Further, given the current climate in higher education, I suspect that wise donors will soon begin to gravitate more toward funding scholarships than capital projects.  Donors wanting to leave a significant legacy will become even more interested in helping address the college affordability crisis than they have been in the past. 

Not everyone can be a Berea College.  Most small institutions will never have the chance to grow an endowment of $1.5 billion.  Given Berea’s current enrollment, that averages out to around $1.3 million of endowment per student.  Yet according to Inside Higher Ed, there are currently 19 private IHEs with larger endowments per student than Berea College.  Yes, all of these other schools provide generous financial aid programs, particularly to students of modest means. But none of them combine that aid with the concept of the value of work in the way that work colleges do.  There is plenty of room for many other well-endowed schools to do more in this area.

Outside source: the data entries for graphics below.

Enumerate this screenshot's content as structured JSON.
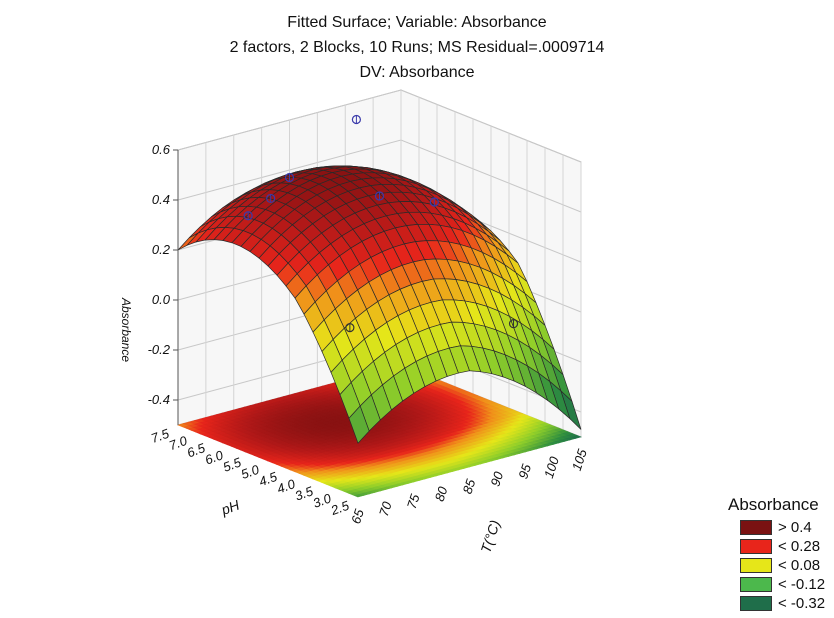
{
  "chart_data": {
    "type": "surface3d",
    "title_lines": [
      "Fitted Surface; Variable: Absorbance",
      "2 factors, 2 Blocks, 10 Runs; MS Residual=.0009714",
      "DV: Absorbance"
    ],
    "x_label": "T(°C)",
    "y_label": "pH",
    "z_label": "Absorbance",
    "x_ticks": [
      "65",
      "70",
      "75",
      "80",
      "85",
      "90",
      "95",
      "100",
      "105"
    ],
    "y_ticks": [
      "2.5",
      "3.0",
      "3.5",
      "4.0",
      "4.5",
      "5.0",
      "5.5",
      "6.0",
      "6.5",
      "7.0",
      "7.5"
    ],
    "z_ticks": [
      "0.6",
      "0.4",
      "0.2",
      "0.0",
      "-0.2",
      "-0.4"
    ],
    "x_range": [
      65,
      105
    ],
    "y_range": [
      2.5,
      7.5
    ],
    "z_range": [
      -0.5,
      0.6
    ],
    "legend": {
      "title": "Absorbance",
      "position": "bottom-right",
      "entries": [
        {
          "label": "> 0.4",
          "color": "#7a1212"
        },
        {
          "label": "< 0.28",
          "color": "#e8251b"
        },
        {
          "label": "< 0.08",
          "color": "#e6e619"
        },
        {
          "label": "< -0.12",
          "color": "#4cb84c"
        },
        {
          "label": "< -0.32",
          "color": "#1f6e4a"
        }
      ]
    },
    "surface_color_stops": [
      {
        "z": -0.45,
        "color": "#1f6e4a"
      },
      {
        "z": -0.32,
        "color": "#2f8f3f"
      },
      {
        "z": -0.12,
        "color": "#8fce2a"
      },
      {
        "z": 0.05,
        "color": "#e6e619"
      },
      {
        "z": 0.2,
        "color": "#f0901a"
      },
      {
        "z": 0.28,
        "color": "#e8251b"
      },
      {
        "z": 0.4,
        "color": "#b01818"
      },
      {
        "z": 0.55,
        "color": "#6e0e0e"
      }
    ],
    "observed_points": [
      {
        "T": 75,
        "pH": 7.1,
        "absorbance": 0.3
      },
      {
        "T": 97,
        "pH": 7.5,
        "absorbance": 0.53
      },
      {
        "T": 85,
        "pH": 7.5,
        "absorbance": 0.37
      },
      {
        "T": 70,
        "pH": 5.7,
        "absorbance": 0.48
      },
      {
        "T": 100,
        "pH": 5.8,
        "absorbance": 0.28
      },
      {
        "T": 85,
        "pH": 5.0,
        "absorbance": 0.44
      },
      {
        "T": 70,
        "pH": 3.5,
        "absorbance": 0.09
      },
      {
        "T": 100,
        "pH": 3.6,
        "absorbance": -0.08
      }
    ]
  }
}
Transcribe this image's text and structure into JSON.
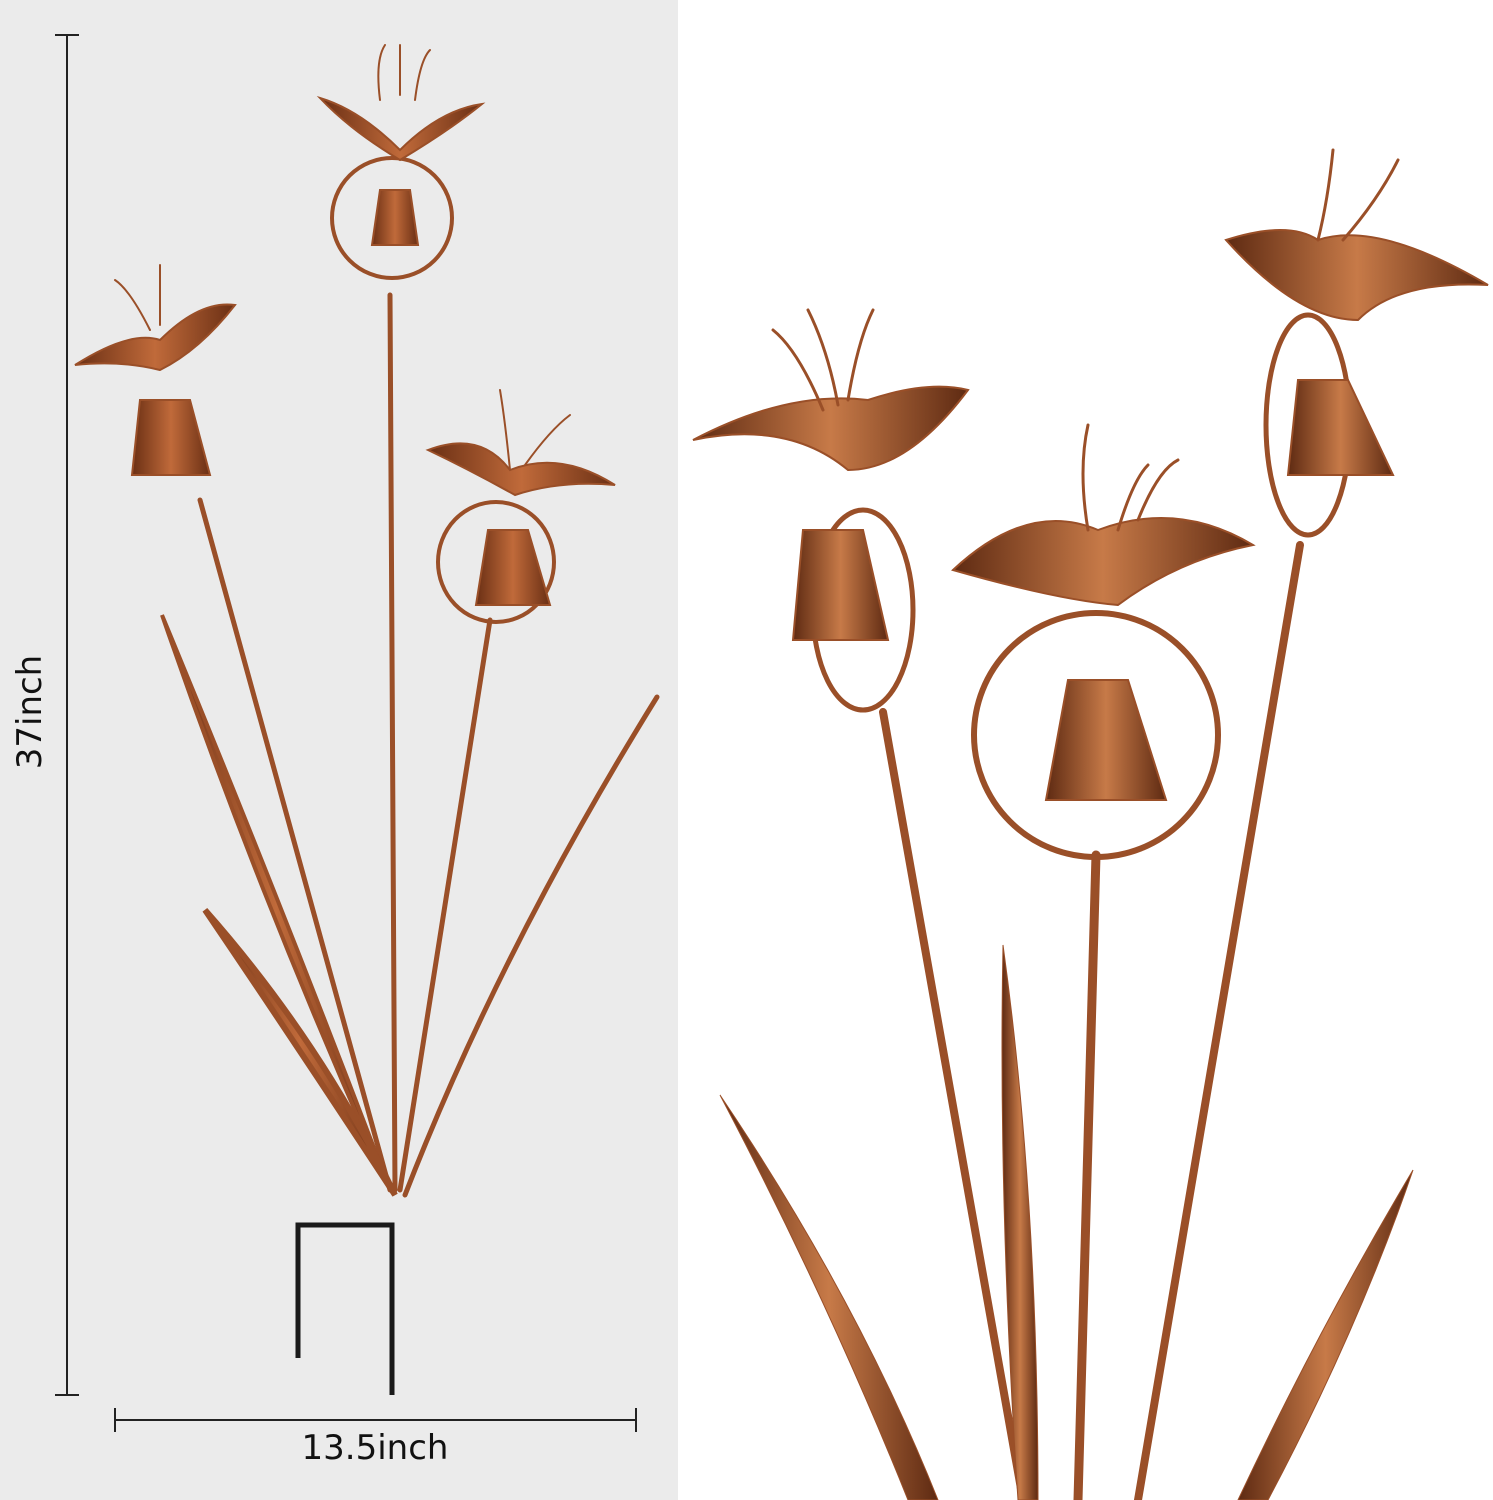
{
  "dimensions": {
    "height_label": "37inch",
    "width_label": "13.5inch"
  },
  "colors": {
    "left_background": "#ebebeb",
    "right_background": "#ffffff",
    "copper": "#a0552c",
    "copper_dark": "#5e2a12",
    "stake": "#1a1a1a"
  }
}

Institutions that are seriously committed to addressing the crisis of college affordability need to redirect their development programs over the next decade.  This redirection should focus on a vision of education that gives students “skin in the game” of their education without saddling them with unmanageable debt.  The current model of tuition discounting masquerading as scholarships doesn’t do that.  Neither does “free” community college.  But the work colleges do, and so will other institutions that have the courage to follow the lead of these nine institutions and adopt at least a partial work college model.  

We don’t need more schools to join the Work College Consortium.  That would only further dilute the fixed amount of money the federal government allocates these schools each year.  Instead, we need more private IHEs to adopt aspects of the work college model that will make college more affordable for a wider swathe of our society.  Most of our schools have a stated commitment to improve society.  Increasingly, our fund-raising priorities should reflect that commitment.